Have you ever looked at it from the customer’s perspective, though? Are the explicit or implicit promises you make the same ones that your customer hears? Are they important to your customer or are they only important to you?
Let’s look at two examples:
1) I’m a fan of that show Kitchen Nightmares. It always amazes me how in-the-dark business owners can be about their offerings; in this case, it’s usually the quality of the food. Now my husband is convinced that many of these are put-ons, but I know that, even if they are, there are certainly restaurants out there where the food is mediocre at best and sometimes downright close to health violations. Nonetheless, every one of these owners and/or managers is convinced that their food is good and that their house specials are the best-tasting thing around. The fact that there are no customers is a mystery to them. The fact that people who eat there once don’t come back doesn’t even register. Even if they think the food is the better than anything Alain Ducasse could make, the fact that their customers don’t think it’s even good should be more important.

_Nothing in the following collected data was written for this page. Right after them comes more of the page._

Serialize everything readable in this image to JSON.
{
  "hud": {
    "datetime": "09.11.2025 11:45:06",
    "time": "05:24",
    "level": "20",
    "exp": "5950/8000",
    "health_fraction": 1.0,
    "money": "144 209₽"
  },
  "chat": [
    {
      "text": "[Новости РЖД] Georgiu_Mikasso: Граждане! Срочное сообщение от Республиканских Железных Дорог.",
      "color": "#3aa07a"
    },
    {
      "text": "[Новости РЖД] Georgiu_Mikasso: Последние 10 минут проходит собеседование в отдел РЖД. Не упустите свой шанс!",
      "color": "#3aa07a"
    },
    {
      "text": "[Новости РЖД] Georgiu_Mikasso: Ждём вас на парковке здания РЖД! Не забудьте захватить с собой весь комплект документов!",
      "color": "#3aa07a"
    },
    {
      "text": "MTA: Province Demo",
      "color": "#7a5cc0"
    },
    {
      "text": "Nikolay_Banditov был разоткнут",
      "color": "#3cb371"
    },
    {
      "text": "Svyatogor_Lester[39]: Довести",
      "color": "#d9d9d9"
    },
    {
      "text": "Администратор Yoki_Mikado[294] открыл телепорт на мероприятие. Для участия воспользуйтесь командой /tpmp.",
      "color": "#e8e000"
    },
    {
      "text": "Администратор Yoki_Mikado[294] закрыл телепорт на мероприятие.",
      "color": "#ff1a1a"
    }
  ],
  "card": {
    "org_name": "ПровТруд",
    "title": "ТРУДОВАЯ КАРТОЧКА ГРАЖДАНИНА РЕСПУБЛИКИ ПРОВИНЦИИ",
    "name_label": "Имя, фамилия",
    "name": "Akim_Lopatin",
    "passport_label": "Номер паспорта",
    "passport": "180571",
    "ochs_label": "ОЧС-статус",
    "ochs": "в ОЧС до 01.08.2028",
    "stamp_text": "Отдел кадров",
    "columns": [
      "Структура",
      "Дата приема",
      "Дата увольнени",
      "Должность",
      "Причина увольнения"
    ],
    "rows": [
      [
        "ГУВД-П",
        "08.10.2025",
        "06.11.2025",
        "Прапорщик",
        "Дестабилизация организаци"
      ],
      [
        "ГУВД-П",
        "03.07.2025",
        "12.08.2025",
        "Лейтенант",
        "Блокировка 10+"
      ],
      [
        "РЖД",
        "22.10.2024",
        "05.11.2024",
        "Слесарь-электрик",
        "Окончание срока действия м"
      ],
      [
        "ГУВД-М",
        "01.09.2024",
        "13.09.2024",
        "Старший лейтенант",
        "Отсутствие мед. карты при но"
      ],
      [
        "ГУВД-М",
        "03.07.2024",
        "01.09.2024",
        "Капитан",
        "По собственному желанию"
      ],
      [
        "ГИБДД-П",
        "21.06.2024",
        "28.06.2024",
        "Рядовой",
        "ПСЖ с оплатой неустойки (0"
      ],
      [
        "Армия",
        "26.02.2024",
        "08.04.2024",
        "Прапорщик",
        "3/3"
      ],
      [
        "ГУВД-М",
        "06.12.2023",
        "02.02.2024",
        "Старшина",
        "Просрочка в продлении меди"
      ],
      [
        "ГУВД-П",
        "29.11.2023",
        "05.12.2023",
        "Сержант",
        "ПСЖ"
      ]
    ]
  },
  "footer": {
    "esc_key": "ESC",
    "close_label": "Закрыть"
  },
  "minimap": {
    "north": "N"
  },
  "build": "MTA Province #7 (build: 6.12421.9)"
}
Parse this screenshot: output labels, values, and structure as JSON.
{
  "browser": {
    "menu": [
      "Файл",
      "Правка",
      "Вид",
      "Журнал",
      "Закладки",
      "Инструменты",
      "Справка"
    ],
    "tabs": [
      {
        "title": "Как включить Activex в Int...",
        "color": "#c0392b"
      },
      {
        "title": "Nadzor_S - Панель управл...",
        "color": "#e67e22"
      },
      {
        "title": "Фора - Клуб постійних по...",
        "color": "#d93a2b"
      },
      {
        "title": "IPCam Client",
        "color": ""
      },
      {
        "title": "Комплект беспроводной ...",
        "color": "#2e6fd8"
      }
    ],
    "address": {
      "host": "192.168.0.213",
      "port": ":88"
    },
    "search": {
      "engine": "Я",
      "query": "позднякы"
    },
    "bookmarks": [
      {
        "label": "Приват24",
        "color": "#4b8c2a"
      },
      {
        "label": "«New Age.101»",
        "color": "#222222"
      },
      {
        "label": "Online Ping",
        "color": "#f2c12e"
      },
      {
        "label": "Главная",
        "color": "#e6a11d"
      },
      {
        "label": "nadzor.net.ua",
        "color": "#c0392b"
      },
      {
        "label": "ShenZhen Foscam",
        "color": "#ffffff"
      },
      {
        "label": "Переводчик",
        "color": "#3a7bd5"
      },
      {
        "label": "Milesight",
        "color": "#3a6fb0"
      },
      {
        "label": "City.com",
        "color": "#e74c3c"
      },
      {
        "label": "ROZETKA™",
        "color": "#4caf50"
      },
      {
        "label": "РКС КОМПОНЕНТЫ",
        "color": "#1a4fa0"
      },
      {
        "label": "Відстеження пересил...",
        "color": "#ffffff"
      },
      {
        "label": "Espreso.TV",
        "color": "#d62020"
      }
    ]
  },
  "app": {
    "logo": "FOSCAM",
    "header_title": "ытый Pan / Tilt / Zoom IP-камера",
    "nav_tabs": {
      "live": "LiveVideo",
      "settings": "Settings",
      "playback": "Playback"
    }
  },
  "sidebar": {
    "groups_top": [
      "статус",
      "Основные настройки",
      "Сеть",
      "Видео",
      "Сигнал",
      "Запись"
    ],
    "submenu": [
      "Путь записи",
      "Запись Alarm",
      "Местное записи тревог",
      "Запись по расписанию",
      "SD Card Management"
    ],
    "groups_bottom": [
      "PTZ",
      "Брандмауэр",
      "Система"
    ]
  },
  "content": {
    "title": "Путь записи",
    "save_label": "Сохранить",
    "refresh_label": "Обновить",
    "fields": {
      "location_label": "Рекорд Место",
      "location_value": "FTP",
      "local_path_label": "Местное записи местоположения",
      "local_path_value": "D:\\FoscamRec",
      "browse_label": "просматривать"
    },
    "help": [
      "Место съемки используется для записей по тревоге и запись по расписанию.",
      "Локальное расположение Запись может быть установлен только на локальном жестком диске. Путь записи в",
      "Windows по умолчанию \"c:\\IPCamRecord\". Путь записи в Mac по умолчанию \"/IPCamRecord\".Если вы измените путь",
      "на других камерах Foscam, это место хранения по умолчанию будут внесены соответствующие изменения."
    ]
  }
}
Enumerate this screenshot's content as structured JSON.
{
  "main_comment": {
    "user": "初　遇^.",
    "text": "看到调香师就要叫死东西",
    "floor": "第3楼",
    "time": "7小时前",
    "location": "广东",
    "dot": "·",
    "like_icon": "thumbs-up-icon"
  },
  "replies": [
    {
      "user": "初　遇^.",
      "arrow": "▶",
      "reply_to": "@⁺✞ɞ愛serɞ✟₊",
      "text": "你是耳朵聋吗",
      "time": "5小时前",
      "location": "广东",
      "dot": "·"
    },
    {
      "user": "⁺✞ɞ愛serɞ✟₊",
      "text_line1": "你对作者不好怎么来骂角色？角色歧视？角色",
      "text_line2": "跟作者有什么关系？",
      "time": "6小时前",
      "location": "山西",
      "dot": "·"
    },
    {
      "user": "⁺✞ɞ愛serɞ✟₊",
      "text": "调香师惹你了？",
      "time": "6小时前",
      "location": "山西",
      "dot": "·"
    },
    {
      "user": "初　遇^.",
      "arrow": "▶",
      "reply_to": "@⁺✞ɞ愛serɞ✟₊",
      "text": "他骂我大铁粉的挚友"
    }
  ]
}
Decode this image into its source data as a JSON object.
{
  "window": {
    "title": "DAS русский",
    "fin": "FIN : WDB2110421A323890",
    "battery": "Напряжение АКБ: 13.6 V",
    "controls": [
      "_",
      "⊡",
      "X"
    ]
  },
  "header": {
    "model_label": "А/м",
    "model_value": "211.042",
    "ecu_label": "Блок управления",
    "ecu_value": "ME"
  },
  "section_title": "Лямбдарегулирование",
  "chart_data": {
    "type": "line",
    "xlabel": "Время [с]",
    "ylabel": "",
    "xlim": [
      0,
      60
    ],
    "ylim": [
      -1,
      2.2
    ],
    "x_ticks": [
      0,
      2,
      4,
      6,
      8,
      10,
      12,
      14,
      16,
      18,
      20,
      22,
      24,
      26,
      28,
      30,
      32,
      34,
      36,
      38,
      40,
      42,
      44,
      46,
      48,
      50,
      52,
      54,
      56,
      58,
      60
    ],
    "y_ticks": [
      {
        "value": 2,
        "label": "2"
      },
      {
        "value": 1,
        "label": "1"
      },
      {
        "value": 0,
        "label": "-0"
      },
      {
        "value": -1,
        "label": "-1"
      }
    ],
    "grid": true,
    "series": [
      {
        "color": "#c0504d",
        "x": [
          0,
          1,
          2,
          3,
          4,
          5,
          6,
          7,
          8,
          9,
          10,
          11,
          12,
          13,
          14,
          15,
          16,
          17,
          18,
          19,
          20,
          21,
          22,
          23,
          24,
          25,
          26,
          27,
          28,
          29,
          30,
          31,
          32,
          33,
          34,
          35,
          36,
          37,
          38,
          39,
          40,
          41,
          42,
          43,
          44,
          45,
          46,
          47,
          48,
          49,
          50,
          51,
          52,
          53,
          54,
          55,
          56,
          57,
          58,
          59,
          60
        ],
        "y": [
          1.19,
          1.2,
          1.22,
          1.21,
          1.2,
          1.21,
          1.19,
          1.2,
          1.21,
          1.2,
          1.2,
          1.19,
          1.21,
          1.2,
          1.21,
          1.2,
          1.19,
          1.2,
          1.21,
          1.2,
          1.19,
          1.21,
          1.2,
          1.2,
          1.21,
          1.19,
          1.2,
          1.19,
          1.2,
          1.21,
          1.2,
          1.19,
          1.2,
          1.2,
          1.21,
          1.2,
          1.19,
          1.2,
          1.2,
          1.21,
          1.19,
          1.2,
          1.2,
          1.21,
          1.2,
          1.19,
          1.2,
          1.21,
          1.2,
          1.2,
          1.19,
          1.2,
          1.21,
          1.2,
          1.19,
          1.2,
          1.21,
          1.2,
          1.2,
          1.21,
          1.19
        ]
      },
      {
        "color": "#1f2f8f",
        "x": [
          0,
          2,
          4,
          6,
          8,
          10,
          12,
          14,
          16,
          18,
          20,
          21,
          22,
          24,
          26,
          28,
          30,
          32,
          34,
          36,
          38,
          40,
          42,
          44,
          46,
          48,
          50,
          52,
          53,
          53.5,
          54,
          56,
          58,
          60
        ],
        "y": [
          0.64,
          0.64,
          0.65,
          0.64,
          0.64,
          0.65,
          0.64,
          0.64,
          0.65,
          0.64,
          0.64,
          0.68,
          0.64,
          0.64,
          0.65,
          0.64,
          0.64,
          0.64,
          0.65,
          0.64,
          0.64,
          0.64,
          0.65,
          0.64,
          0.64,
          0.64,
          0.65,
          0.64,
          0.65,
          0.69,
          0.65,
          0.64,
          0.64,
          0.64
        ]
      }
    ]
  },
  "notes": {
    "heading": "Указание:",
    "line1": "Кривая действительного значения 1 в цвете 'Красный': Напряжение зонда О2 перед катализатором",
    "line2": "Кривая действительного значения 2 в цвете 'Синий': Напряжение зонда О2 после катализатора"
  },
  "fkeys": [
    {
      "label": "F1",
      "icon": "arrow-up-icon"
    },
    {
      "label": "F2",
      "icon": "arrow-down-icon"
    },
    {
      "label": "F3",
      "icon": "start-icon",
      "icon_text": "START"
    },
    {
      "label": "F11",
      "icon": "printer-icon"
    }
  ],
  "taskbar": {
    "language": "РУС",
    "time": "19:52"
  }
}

2) I used to be into couponing and getting things for free. I wasn't one of those “extreme couponers,” but I did get my fair share of deals. One of the local national-chain pharmacies usually has some pretty good deals in their Sunday flyers. I used to go in every week to take advantage. And, yes, I’d usually end up buying a few other things that weren’t on my list. The problem was that, if I wasn’t there by about noon on Sunday (the first day the new deals are valid each week), at least half of the best deals are already gone. If I couldn’t get there until Monday, forget about it. I didn’t go every week – in fact, one time, I didn't go for about six months. I figured that, since the items I wanted wouldn’t be considered their “best” deals, I might still have a chance on Tuesday. Well, of the three items I wanted, I got two. Not bad, but I wasn't in a rush to go back and actually haven't been in that store for several years not. Their inventory levels were not where they needed to be for advertised items and I felt that they were not fulfilling their promise to me.
From a marketing perspective, it’s important to find out what your customers’ expectations are. What is important to them may be completely unexpected by you. Your promises may not be of any consequence to them.
Once you know what your customers want and need, do your utmost to make those your value-added promises. Once you’ve done that, the only other thing you need to do is keep your promises.